Goodman and Brotherhood

E. Urner Goodman Leads Philadelphia Chapter of the Brotherhood of Andrew & Philip

It must be brotherhood in more than name; it must be real – a brotherhood of co-operation and of work.

While the above quotation could easily be one from Dr. Goodman himself, challenging the members of the Order of the Arrow on the last day of a NOAC to live up to the vision he held for us, it in fact belongs to an earlier brotherhood to which Dr. Goodman belonged to as a teenager – the Brotherhood of Andrew and Philip. (The quote is from a book published in 1894 titled “Christianity Practically Applied” published by the Baker & Taylor Company (page 46)).

Many of the ideas of Brotherhood, Indian Lore, Fraternity, Service to others and Cheerfulness, that would become the foundations for the future of the Order of the Arrow, can be found in the activities and ceremonies of this church-based brotherhood (named in honor of the first two apostles to bring converts into the early Christian Church).

In June 1907 when Urner Goodman was a 16 year old, the Tioga Church newsletter reported that,

Members of both the men's and boy's chapters . . . at the close of the services formed the Brotherhood Circle.

In the years before Scouting the Boys Brotherhood often went on hikes to their favorite spot, a place called “Indian Rock.” At one meeting “E. Urner Goodman was especially good with his violin. He was so much appreciated that he came near having to play two encores.”

The Brotherhood also organized summer camps that were two weeks long or longer, perhaps fostering the idea of the importance of long-term camping for causing the qualities of cheerful servant leadership, which Dr. Goodman later sought to recognize, to rise to the surface. In a 1908 article, the church newsletter reported that, “The 'Sioux Indians' of our Chapter, will encamp for a few weeks at Walnut Hill.”

Early ideas about a Vigil-like experience also appear to have been present. A December 1908 article mentions that, “Our Brotherhood held its first watch night service.”

By early 1909 an 18-year-old E. Urner Goodman was listed as one of the boys responsible for leading the meetings. That summer saw,

the organizing of all the boys in camp into a Greek Fraternity, with each tent group as a separate Chapter, and having its own boy representative to the Grand Council, whose business it was to plan the various forms of amusement.
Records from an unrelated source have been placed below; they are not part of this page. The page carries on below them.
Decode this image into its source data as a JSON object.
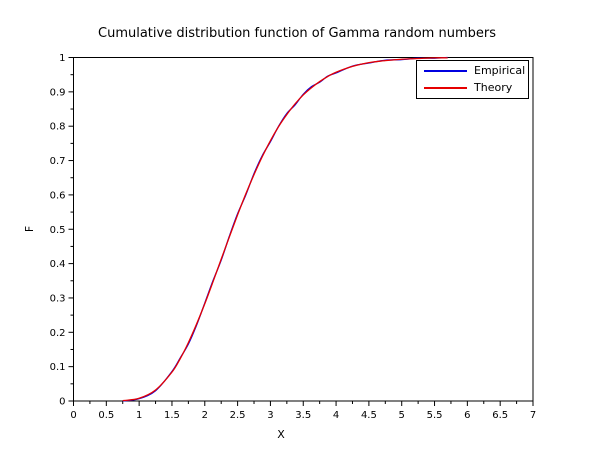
{
  "figure": {
    "background": "#ffffff"
  },
  "chart_data": {
    "type": "line",
    "title": "Cumulative distribution function of Gamma random numbers",
    "xlabel": "X",
    "ylabel": "F",
    "xlim": [
      0,
      7
    ],
    "ylim": [
      0,
      1
    ],
    "grid": false,
    "x_tick_labels": [
      "0",
      "0.5",
      "1",
      "1.5",
      "2",
      "2.5",
      "3",
      "3.5",
      "4",
      "4.5",
      "5",
      "5.5",
      "6",
      "6.5",
      "7"
    ],
    "y_tick_labels": [
      "0",
      "0.1",
      "0.2",
      "0.3",
      "0.4",
      "0.5",
      "0.6",
      "0.7",
      "0.8",
      "0.9",
      "1"
    ],
    "x_minor_tick_step": 0.25,
    "y_minor_tick_step": 0.05,
    "legend": {
      "position": "top-right-inside",
      "border": true,
      "entries": [
        "Empirical",
        "Theory"
      ]
    },
    "series": [
      {
        "name": "Empirical",
        "color": "#0000e0",
        "x": [
          0.75,
          1.0,
          1.25,
          1.5,
          1.625,
          1.75,
          1.875,
          2.0,
          2.125,
          2.25,
          2.375,
          2.5,
          2.625,
          2.75,
          2.875,
          3.0,
          3.125,
          3.25,
          3.375,
          3.5,
          3.625,
          3.75,
          3.875,
          4.0,
          4.25,
          4.5,
          4.75,
          5.0,
          5.25,
          5.5,
          5.7
        ],
        "y": [
          0.0,
          0.007,
          0.03,
          0.086,
          0.125,
          0.166,
          0.221,
          0.285,
          0.35,
          0.41,
          0.48,
          0.545,
          0.6,
          0.662,
          0.714,
          0.755,
          0.8,
          0.837,
          0.862,
          0.893,
          0.915,
          0.928,
          0.946,
          0.955,
          0.975,
          0.984,
          0.992,
          0.994,
          0.998,
          0.998,
          1.0
        ]
      },
      {
        "name": "Theory",
        "color": "#e60000",
        "x": [
          0.75,
          1.0,
          1.25,
          1.5,
          1.625,
          1.75,
          1.875,
          2.0,
          2.125,
          2.25,
          2.375,
          2.5,
          2.625,
          2.75,
          2.875,
          3.0,
          3.125,
          3.25,
          3.375,
          3.5,
          3.625,
          3.75,
          3.875,
          4.0,
          4.25,
          4.5,
          4.75,
          5.0,
          5.25,
          5.5,
          5.7
        ],
        "y": [
          0.001,
          0.008,
          0.032,
          0.084,
          0.123,
          0.17,
          0.224,
          0.283,
          0.347,
          0.413,
          0.478,
          0.542,
          0.603,
          0.659,
          0.711,
          0.758,
          0.799,
          0.834,
          0.865,
          0.891,
          0.912,
          0.93,
          0.945,
          0.957,
          0.974,
          0.985,
          0.991,
          0.995,
          0.997,
          0.999,
          0.999
        ]
      }
    ]
  }
}
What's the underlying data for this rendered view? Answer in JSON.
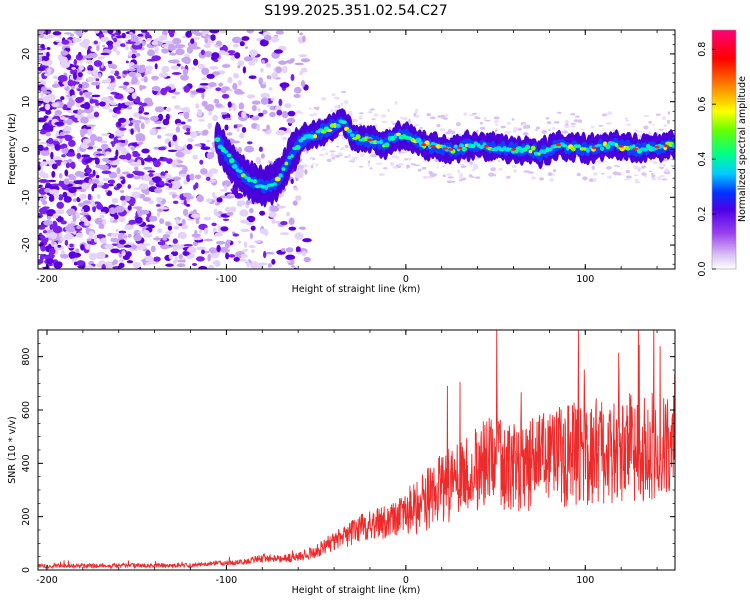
{
  "title": "S199.2025.351.02.54.C27",
  "chart_data": [
    {
      "type": "heatmap",
      "title": "S199.2025.351.02.54.C27",
      "xlabel": "Height of straight line (km)",
      "ylabel": "Frequency (Hz)",
      "xlim": [
        -205,
        150
      ],
      "ylim": [
        -25,
        25
      ],
      "x_ticks": [
        "-200",
        "-100",
        "0",
        "100"
      ],
      "y_ticks": [
        "-20",
        "-10",
        "0",
        "10",
        "20"
      ],
      "signal_trace": {
        "description": "central frequency track of high spectral amplitude",
        "x": [
          -105,
          -100,
          -92,
          -85,
          -78,
          -72,
          -65,
          -58,
          -52,
          -45,
          -40,
          -35,
          -30,
          -25,
          -20,
          -12,
          -5,
          0,
          10,
          25,
          40,
          55,
          70,
          75,
          85,
          100,
          115,
          130,
          150
        ],
        "y": [
          2,
          -1,
          -5,
          -7,
          -8,
          -7,
          -2,
          2,
          3,
          4,
          5,
          6,
          3,
          2,
          2,
          1,
          3,
          3,
          1,
          0,
          1,
          0,
          0,
          -1,
          1,
          0,
          1,
          0,
          1
        ]
      },
      "colorbar": {
        "label": "Normalized spectral amplitude",
        "range": [
          0.0,
          0.87
        ],
        "ticks": [
          "0.0",
          "0.2",
          "0.4",
          "0.6",
          "0.8"
        ],
        "colors": [
          "#ffffff",
          "#d9bff5",
          "#9a40f0",
          "#4b00e6",
          "#0033ff",
          "#00ccff",
          "#00ff88",
          "#66ff00",
          "#ffff00",
          "#ff8800",
          "#ff0000",
          "#ff0077"
        ]
      }
    },
    {
      "type": "line",
      "title": "",
      "xlabel": "Height of straight line (km)",
      "ylabel": "SNR (10 * v/v)",
      "xlim": [
        -205,
        150
      ],
      "ylim": [
        0,
        900
      ],
      "x_ticks": [
        "-200",
        "-100",
        "0",
        "100"
      ],
      "y_ticks": [
        "0",
        "200",
        "400",
        "600",
        "800"
      ],
      "color": "#ee2a2a",
      "envelope": {
        "x": [
          -205,
          -120,
          -90,
          -80,
          -70,
          -60,
          -50,
          -40,
          -30,
          -20,
          -10,
          0,
          10,
          20,
          40,
          50,
          60,
          80,
          100,
          120,
          150
        ],
        "y": [
          15,
          18,
          30,
          45,
          40,
          50,
          70,
          110,
          140,
          170,
          180,
          220,
          250,
          310,
          370,
          420,
          380,
          420,
          440,
          460,
          470
        ]
      }
    }
  ]
}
Admission to the fraternity was done during a nighttime ceremony.

By September 1911, E. Urner Goodman was 20 years old and made the difficult choice to leave his position as an associate leader of the Brotherhood of Andrew and Philip to accept the commission to become the Scoutmaster of Troop 1, which was also based at Tioga Church.

In his farewell letter to the members of his former brotherhood, Dr. Goodman wrote, in words as relevant today as they were over 100 years ago:

My Dear Boys:

After two years of active service for my Master and the Boy, with your organization, I cannot pass lightly my departure from that work, which has been such a joy to me during those years . . . In leaving may I just cite a couple of things requisite to the welfare of your Brotherhood just now? . . .Lift some of the burdens from your leader . . . Be earnest, boys; be loyal and true; make that Brotherhood of yours a glorious one . . . My own prayer for you is that God's richest blessing, His Guidance, may be with you . . . In closing, will you think me selfish if I ask one thing? If you heed it, it will help me when I can't be with you in your work. Will you sometimes, at home or in your meetings, pray for him who was once your associate leader and whose heart is still full of love for you boys?